Eduardo Michelin, responsável por transporte e náuticos da Willis Towers Watson, ainda que as perspectivas de aumento no sinistro de cargas não sejam perceptíveis, há um “período” para constatação de perdas por vir e o mapeamento da companhia tem sido “diário e recorrente”.

“Não é um reflexo automático até porque o sinistro só é constatado no destino final, mas o esforço e a recomendação para nossos clientes foi de que as cargas ficassem retidas nas transportadoras até que o cenário se acalmasse e, agora, monitoramos de perto para ver o resultado”, declara Michelin.

Já de acordo com o diretor de riscos da Euler Hermes, Marcelo de Oliveira, as projeções de perdas nas empresas podem também acabar impactando o pagamento de apólices.

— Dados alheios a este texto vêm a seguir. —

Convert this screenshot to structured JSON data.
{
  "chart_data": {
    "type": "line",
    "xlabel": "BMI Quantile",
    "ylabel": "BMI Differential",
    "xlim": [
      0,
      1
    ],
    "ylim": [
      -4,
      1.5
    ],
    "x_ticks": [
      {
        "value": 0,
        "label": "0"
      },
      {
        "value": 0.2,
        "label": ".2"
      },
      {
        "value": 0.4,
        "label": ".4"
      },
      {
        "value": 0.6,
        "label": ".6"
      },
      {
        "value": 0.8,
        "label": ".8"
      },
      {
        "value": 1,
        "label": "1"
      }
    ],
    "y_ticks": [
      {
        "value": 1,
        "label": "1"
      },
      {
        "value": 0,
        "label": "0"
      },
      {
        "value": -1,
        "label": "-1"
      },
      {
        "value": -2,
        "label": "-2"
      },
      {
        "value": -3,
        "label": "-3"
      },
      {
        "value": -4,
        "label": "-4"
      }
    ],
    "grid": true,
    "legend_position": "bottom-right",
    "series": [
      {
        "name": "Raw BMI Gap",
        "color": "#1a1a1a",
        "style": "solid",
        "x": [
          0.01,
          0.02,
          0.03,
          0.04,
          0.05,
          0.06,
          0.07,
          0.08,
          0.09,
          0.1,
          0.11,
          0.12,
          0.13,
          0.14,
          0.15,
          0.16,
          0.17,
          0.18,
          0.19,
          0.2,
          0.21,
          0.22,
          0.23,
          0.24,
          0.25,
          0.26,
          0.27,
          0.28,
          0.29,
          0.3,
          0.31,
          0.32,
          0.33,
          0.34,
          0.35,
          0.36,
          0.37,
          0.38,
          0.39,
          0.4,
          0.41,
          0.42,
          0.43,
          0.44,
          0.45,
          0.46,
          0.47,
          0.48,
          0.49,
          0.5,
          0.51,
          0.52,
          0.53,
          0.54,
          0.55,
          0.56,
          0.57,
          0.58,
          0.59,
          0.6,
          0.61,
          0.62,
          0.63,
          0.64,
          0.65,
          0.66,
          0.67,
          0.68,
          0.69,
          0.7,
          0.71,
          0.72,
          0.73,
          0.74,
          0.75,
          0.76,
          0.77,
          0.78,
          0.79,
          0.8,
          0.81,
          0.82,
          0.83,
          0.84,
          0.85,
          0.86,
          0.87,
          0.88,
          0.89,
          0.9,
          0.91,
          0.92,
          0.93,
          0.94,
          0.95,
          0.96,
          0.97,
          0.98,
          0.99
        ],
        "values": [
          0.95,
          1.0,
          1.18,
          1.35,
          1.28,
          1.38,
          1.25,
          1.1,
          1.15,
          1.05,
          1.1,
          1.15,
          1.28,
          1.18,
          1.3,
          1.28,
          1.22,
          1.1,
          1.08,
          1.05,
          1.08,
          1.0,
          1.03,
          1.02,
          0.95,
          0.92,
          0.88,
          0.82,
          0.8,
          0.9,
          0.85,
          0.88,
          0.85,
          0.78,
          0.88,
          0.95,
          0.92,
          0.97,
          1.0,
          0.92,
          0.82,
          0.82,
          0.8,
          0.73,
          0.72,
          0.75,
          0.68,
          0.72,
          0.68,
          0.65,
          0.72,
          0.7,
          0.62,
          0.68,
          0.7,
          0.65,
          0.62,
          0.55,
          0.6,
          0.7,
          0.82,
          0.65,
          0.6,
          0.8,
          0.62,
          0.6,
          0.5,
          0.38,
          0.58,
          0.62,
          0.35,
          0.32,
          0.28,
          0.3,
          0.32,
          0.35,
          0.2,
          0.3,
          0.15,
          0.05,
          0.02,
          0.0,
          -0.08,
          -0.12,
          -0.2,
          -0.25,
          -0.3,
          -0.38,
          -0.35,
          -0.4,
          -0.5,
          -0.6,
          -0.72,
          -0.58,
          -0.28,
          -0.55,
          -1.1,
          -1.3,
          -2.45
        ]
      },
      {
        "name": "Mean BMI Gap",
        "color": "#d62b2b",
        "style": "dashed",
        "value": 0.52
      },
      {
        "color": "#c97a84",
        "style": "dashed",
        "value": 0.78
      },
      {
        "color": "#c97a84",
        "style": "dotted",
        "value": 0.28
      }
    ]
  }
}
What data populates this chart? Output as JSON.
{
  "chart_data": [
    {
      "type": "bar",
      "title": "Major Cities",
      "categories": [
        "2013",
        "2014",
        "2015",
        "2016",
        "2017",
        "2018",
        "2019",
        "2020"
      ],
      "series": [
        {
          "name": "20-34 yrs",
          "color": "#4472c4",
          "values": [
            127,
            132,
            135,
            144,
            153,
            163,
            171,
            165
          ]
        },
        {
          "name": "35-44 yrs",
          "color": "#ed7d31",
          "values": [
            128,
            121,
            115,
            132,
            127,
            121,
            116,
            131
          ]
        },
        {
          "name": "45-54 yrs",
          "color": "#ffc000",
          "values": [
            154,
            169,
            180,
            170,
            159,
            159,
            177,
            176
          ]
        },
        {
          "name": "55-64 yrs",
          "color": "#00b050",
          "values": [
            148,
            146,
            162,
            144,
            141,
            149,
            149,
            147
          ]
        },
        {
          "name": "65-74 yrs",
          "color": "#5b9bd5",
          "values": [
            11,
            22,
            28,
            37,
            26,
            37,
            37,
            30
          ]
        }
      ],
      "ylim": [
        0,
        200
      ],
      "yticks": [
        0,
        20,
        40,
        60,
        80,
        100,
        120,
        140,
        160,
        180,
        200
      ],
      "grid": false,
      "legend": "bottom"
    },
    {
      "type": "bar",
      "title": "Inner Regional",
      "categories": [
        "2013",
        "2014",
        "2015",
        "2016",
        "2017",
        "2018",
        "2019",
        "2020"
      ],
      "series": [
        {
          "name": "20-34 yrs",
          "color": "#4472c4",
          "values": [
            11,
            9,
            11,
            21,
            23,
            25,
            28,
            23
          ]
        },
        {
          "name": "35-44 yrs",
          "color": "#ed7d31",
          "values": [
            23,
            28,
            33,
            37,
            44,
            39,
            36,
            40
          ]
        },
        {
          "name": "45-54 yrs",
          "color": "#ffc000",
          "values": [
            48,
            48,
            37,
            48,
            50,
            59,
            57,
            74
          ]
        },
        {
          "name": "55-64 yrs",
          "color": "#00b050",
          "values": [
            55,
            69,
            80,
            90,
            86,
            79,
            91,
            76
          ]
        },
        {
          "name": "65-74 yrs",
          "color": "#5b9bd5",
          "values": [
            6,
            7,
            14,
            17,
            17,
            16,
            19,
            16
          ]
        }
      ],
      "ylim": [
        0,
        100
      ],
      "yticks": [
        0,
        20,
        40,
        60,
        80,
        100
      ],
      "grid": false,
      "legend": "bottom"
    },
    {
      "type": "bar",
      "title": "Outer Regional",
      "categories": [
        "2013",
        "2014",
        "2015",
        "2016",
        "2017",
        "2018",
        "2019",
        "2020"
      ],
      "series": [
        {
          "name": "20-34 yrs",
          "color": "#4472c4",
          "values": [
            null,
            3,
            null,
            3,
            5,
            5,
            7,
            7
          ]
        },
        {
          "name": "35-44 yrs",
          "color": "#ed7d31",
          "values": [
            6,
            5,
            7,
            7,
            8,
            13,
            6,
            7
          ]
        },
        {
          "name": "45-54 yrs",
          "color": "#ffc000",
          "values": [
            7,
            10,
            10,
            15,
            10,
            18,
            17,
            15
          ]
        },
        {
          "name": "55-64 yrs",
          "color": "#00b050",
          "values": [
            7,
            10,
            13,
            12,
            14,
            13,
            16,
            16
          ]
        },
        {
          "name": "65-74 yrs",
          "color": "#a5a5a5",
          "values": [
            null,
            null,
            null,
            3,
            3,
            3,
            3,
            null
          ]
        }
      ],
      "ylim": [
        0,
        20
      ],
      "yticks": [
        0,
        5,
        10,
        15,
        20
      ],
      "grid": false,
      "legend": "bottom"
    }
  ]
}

“Ainda é cedo para mensurar, mas, em termos gerais, as empresas tiveram cerca de um terço do faturamento mensal impactado. Esperamos uma provável movimentação no número de pedidos de prorrogação de pagamentos, mas não necessariamente nos de inadimplência”, esclarece.

Para Michelin, no entanto, os movimentos que trazem atenção ao mercado segurador são os futuros, relacionados às possíveis reações populares quanto aos resultados eleitorais.

“Temos que manter a atenção, principalmente em relação ao seguro de transporte de cargas, que já tem sofrido bastante nos últimos meses. Ainda mais agora que o País pode ficar à mercê de movimentações partidárias, a postura tem sido ativa e consultiva para gerenciamento de risco”, acrescenta o diretor.

Segundo os últimos dados da Superintendência de Seguros Privados (Susep) a soma de sinistros ocorridos nos produtos de responsabilidade civil do transportador rodoviário de carga e de responsabilidade civil para o desaparecimento de carga subiram 4,3% em abril deste ano, frente à igual período de 2017, de R$ 49,7 milhões para R$ 51,8 milhões.

“Pode ser que depois, inclusive, os preços sejam revistos, já que quanto mais apertadas estão as apólices, maior é o custo. Mas é algo que teremos que acompanhar”, diz Michelin.